Civil Liberties

16 Trans People (That We Know Of) Have Been Murdered this Year

At least 14 of them were black or Latina women.

With four months left in 2015, the number of trans people killed this year has already surpassed the 12 known murders of transgender people in 2014.

So far this year, at least 16 trans people have been killed. Most of them were black or Latina trans women. Just last week, Kandis Kapri, a black trans woman, was found dead in Phoenix, Arizona. Last Thursday, the remains of Elisha Walker, also a black trans woman, were found in a wooded area in Johnston County, N.C. Her alleged killer has been arrested and charged with murder.

According to news reports, most trans victims are killed as a result of intimate partner violence.

Elle Hearns, central region coordinator at GetEQUAL and strategic partner of #BlackLivesMatter, told AlterNet that these murders should be taken as signs of an epidemic.

"Two more confirmed murders of black trans women should be a numbing sensation to the core of America's consciousness,” she said. “It should be a wakeup call that we as people are missing the mark. Black trans women should never have to live in fear that today will be their last day. It is a national emergency that we must pay attention to by taking action to support and sustain the lives of trans women who are under attack."

In the past month alone, at least two transgender black people were killed in Detroit. Amber Moore, a 20-year-old trans black woman, was found shot to death in Palmer Park on the city’s west side. Less than a month earlier, Ashton O'Hara, a gender nonconforming person, was found dead in the city on July 14. O’Hara’s alleged killer has been arrested and charged with murder.

Federal authorities are investigating O’Hara's and Moore’s murders, according to the New York Daily News.

In a meeting set up by the Detroit Police Department last week, trans people complained that cops harass them when they enter Palmer Park because officers assume they are engaged in prostitution or other illegal activity.

“If you’re here, and you live in the Palmer Park area, and you come out to walk across the street to go and get something from the gas station,” Lilianna Reyes said, “You’re stopped and given a ticket for prostitution."

“And that’s an issue,” she continued. “The petty crimes of prostitution that are being focused on are overshadowing the violence, the hurt, the murdering of trans women.”

According to the National Coalition of Anti-Violence Programs, trans people of color are 6.2 times more likely to experience police violence. Hearns said one way to combat transphobic violence is to create economic structures for trans women so that they don’t feel pushed to the fringes of society.

“I believe a system has to be developed that provides trans women of color access to resources such as jobs, housing and affordable medical insurance,” she said. “We have to create a system that doesn't further penalize women for creating their own opportunities to generate money in a world that isn't concerned about providing that kind of support free of transphobia.”

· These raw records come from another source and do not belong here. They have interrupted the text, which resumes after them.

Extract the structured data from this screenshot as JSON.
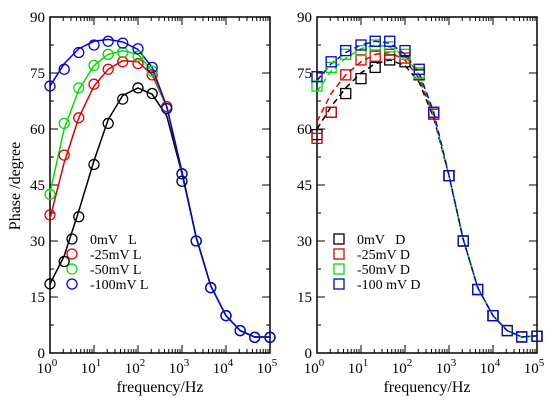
{
  "figure": {
    "ylabel": "Phase /degree"
  },
  "chart_data": [
    {
      "type": "scatter",
      "xlabel": "frequency/Hz",
      "ylabel": "Phase /degree",
      "xscale": "log",
      "xlim": [
        1,
        100000
      ],
      "ylim": [
        0,
        90
      ],
      "xticks": [
        1,
        10,
        100,
        1000,
        10000,
        100000
      ],
      "xtick_labels": [
        {
          "base": "10",
          "exp": "0"
        },
        {
          "base": "10",
          "exp": "1"
        },
        {
          "base": "10",
          "exp": "2"
        },
        {
          "base": "10",
          "exp": "3"
        },
        {
          "base": "10",
          "exp": "4"
        },
        {
          "base": "10",
          "exp": "5"
        }
      ],
      "yticks": [
        0,
        15,
        30,
        45,
        60,
        75,
        90
      ],
      "ytick_labels": [
        "0",
        "15",
        "30",
        "45",
        "60",
        "75",
        "90"
      ],
      "legend_position": "lower-left",
      "marker": "circle",
      "series": [
        {
          "name": "0mV   L",
          "color": "#000000",
          "x": [
            1,
            2.1,
            4.5,
            10,
            21,
            45,
            100,
            210,
            450,
            1000,
            2100,
            4500,
            10000,
            21000,
            45000,
            100000
          ],
          "points": [
            18.5,
            24.5,
            36.5,
            50.5,
            61.5,
            68,
            71,
            69.5,
            65.5,
            46,
            30,
            17.5,
            10,
            6,
            4.2,
            4.2
          ],
          "fit": [
            18.5,
            26,
            38,
            51.5,
            62.5,
            69,
            71,
            69.3,
            63.5,
            48,
            31,
            18,
            10,
            6,
            4.3,
            4.3
          ]
        },
        {
          "name": "-25mV L",
          "color": "#e00000",
          "x": [
            1,
            2.1,
            4.5,
            10,
            21,
            45,
            100,
            210,
            450,
            1000,
            2100,
            4500,
            10000,
            21000,
            45000,
            100000
          ],
          "points": [
            37,
            53,
            63,
            72,
            76,
            78,
            77.5,
            74.5,
            66,
            48,
            30,
            17.5,
            10,
            6,
            4.2,
            4.2
          ],
          "fit": [
            36,
            51,
            63,
            71.5,
            76,
            78.3,
            78,
            74.5,
            66,
            48.5,
            31,
            18,
            10,
            6,
            4.3,
            4.3
          ]
        },
        {
          "name": "-50mV L",
          "color": "#00e000",
          "x": [
            1,
            2.1,
            4.5,
            10,
            21,
            45,
            100,
            210,
            450,
            1000,
            2100,
            4500,
            10000,
            21000,
            45000,
            100000
          ],
          "points": [
            42.5,
            61.5,
            71,
            77,
            80,
            80.5,
            79.5,
            75.5,
            65.5,
            48,
            30,
            17.5,
            10,
            6,
            4.2,
            4.2
          ],
          "fit": [
            43,
            60,
            70.5,
            77,
            80,
            81,
            80,
            75.5,
            66,
            48.5,
            31,
            18,
            10,
            6,
            4.3,
            4.3
          ]
        },
        {
          "name": "-100mV L",
          "color": "#0000e0",
          "x": [
            1,
            2.1,
            4.5,
            10,
            21,
            45,
            100,
            210,
            450,
            1000,
            2100,
            4500,
            10000,
            21000,
            45000,
            100000
          ],
          "points": [
            71.5,
            76,
            80.5,
            82.5,
            83.5,
            83,
            81.5,
            76.5,
            65.5,
            48,
            30,
            17.5,
            10,
            6,
            4.2,
            4.2
          ],
          "fit": [
            71.5,
            77.5,
            81.5,
            83.5,
            84,
            83.3,
            81.3,
            76.5,
            66,
            48.5,
            31,
            18,
            10,
            6,
            4.3,
            4.3
          ]
        }
      ]
    },
    {
      "type": "scatter",
      "xlabel": "frequency/Hz",
      "xscale": "log",
      "xlim": [
        1,
        100000
      ],
      "ylim": [
        0,
        90
      ],
      "xticks": [
        1,
        10,
        100,
        1000,
        10000,
        100000
      ],
      "xtick_labels": [
        {
          "base": "10",
          "exp": "0"
        },
        {
          "base": "10",
          "exp": "1"
        },
        {
          "base": "10",
          "exp": "2"
        },
        {
          "base": "10",
          "exp": "3"
        },
        {
          "base": "10",
          "exp": "4"
        },
        {
          "base": "10",
          "exp": "5"
        }
      ],
      "yticks": [
        0,
        15,
        30,
        45,
        60,
        75,
        90
      ],
      "ytick_labels": [
        "0",
        "15",
        "30",
        "45",
        "60",
        "75",
        "90"
      ],
      "legend_position": "lower-left",
      "marker": "square",
      "series": [
        {
          "name": "0mV   D",
          "color": "#000000",
          "x": [
            1,
            2.1,
            4.5,
            10,
            21,
            45,
            100,
            210,
            450,
            1000,
            2100,
            4500,
            10000,
            21000,
            45000,
            100000
          ],
          "points": [
            58.5,
            64.5,
            69.5,
            73.5,
            76.5,
            78.5,
            78,
            74.5,
            64,
            47.5,
            30,
            17,
            10,
            6,
            4.3,
            4.5
          ],
          "fit": [
            60,
            66,
            71,
            75,
            77.5,
            78.5,
            77,
            72.5,
            63,
            47.5,
            30.5,
            17.5,
            10,
            6,
            4.3,
            4.6
          ]
        },
        {
          "name": "-25mV D",
          "color": "#e00000",
          "x": [
            1,
            2.1,
            4.5,
            10,
            21,
            45,
            100,
            210,
            450,
            1000,
            2100,
            4500,
            10000,
            21000,
            45000,
            100000
          ],
          "points": [
            57.5,
            64.5,
            74.5,
            78.5,
            79.5,
            80,
            79,
            75,
            64,
            47.5,
            30,
            17,
            10,
            6,
            4.3,
            4.5
          ],
          "fit": [
            62,
            69.5,
            74.5,
            78,
            80,
            80.5,
            78.5,
            73.5,
            63.5,
            47.5,
            30.5,
            17.5,
            10,
            6,
            4.3,
            4.6
          ]
        },
        {
          "name": "-50mV D",
          "color": "#00e000",
          "x": [
            1,
            2.1,
            4.5,
            10,
            21,
            45,
            100,
            210,
            450,
            1000,
            2100,
            4500,
            10000,
            21000,
            45000,
            100000
          ],
          "points": [
            71.5,
            76.5,
            80,
            81,
            82.5,
            82,
            80,
            75,
            64.5,
            47.5,
            30,
            17,
            10,
            6,
            4.3,
            4.5
          ],
          "fit": [
            70,
            75.5,
            79,
            81.5,
            82.5,
            82,
            79.5,
            74.5,
            64,
            47.5,
            30.5,
            17.5,
            10,
            6,
            4.3,
            4.6
          ]
        },
        {
          "name": "-100 mV D",
          "color": "#0000e0",
          "x": [
            1,
            2.1,
            4.5,
            10,
            21,
            45,
            100,
            210,
            450,
            1000,
            2100,
            4500,
            10000,
            21000,
            45000,
            100000
          ],
          "points": [
            74,
            78,
            81,
            82.5,
            83.5,
            83.5,
            81,
            76,
            64.5,
            47.5,
            30,
            17,
            10,
            6,
            4.3,
            4.5
          ],
          "fit": [
            73,
            77.5,
            80.5,
            82.5,
            83.5,
            83,
            80,
            75,
            64.5,
            47.5,
            30.5,
            17.5,
            10,
            6,
            4.3,
            4.6
          ]
        }
      ]
    }
  ]
}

Another problem is that media often misgenders trans murder victims, making it difficult to keep count of the real number of people killed in trans violence. A Google search of any of the trans people killed this year will yield local media reports that misgender a victim of trans violence. It occurred in the case of Lamia Beard, the first known trans person to be killed in 2015. Penny Pride, a trans black woman, was murdered in New Orleans, La., in February and she, too, was consistently misgendered by local media. A report by Nola.com connected Proud’s death to illegal prostitution in the area where she was found, even though police made no such link. When a BuzzFeed reporter questioned the journalist, Prescotte Stokes, about the report, his reaction was indignant.

“They called her a girl but said he was a man,” said Stokes “I assume he parades around as a transgender woman, but he is actually a man.”

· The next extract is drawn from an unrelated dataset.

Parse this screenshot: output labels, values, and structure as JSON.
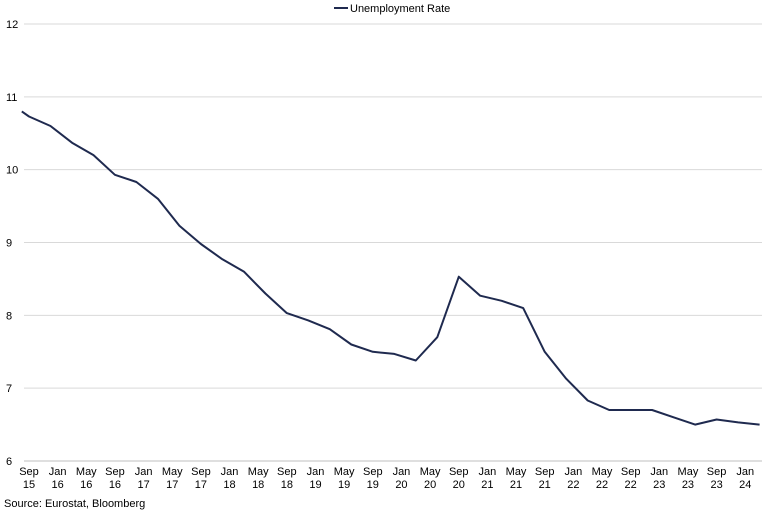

“The harm of the media misgendering and victim-blaming is that it sends a message to the public that these homicides are not as serious, and that somehow transgender people deserve it,” Chia Jindasurat of NCAVP told BuzzFeed back in February. (The story was eventually updated to identify Proud as a trans woman.)

Some five months later, the media still have not learned to apply the appropriate pronouns to victims of transphobic violence. In late July, Shade Schuler, a black trans woman, was found dead in a field in Dallas. One local news outlet still has a live version of a report of Schuler’s death using male pronouns in an updated story.

The murders of transgender women are fairly under-reported in media, but should cause concern. In 2014, at least 50 percent of LGBTQ homicide victims were transgender women of color, according to NCAVP.

“A majority of these murders are happening from intimate partner violence,” Hearns said. “The men responsible for these murders have internalized transphobia so much because of the societal views reflected daily in their homes or via social media and that is causing them to discard the lives of women that they seek out. Society has a responsibility to dismantle that or there will continue to be blood on your hands. Interacting with police is a great fear for black people once again in this country. Being black and trans is an even greater fear that we live with because we never know when death will come."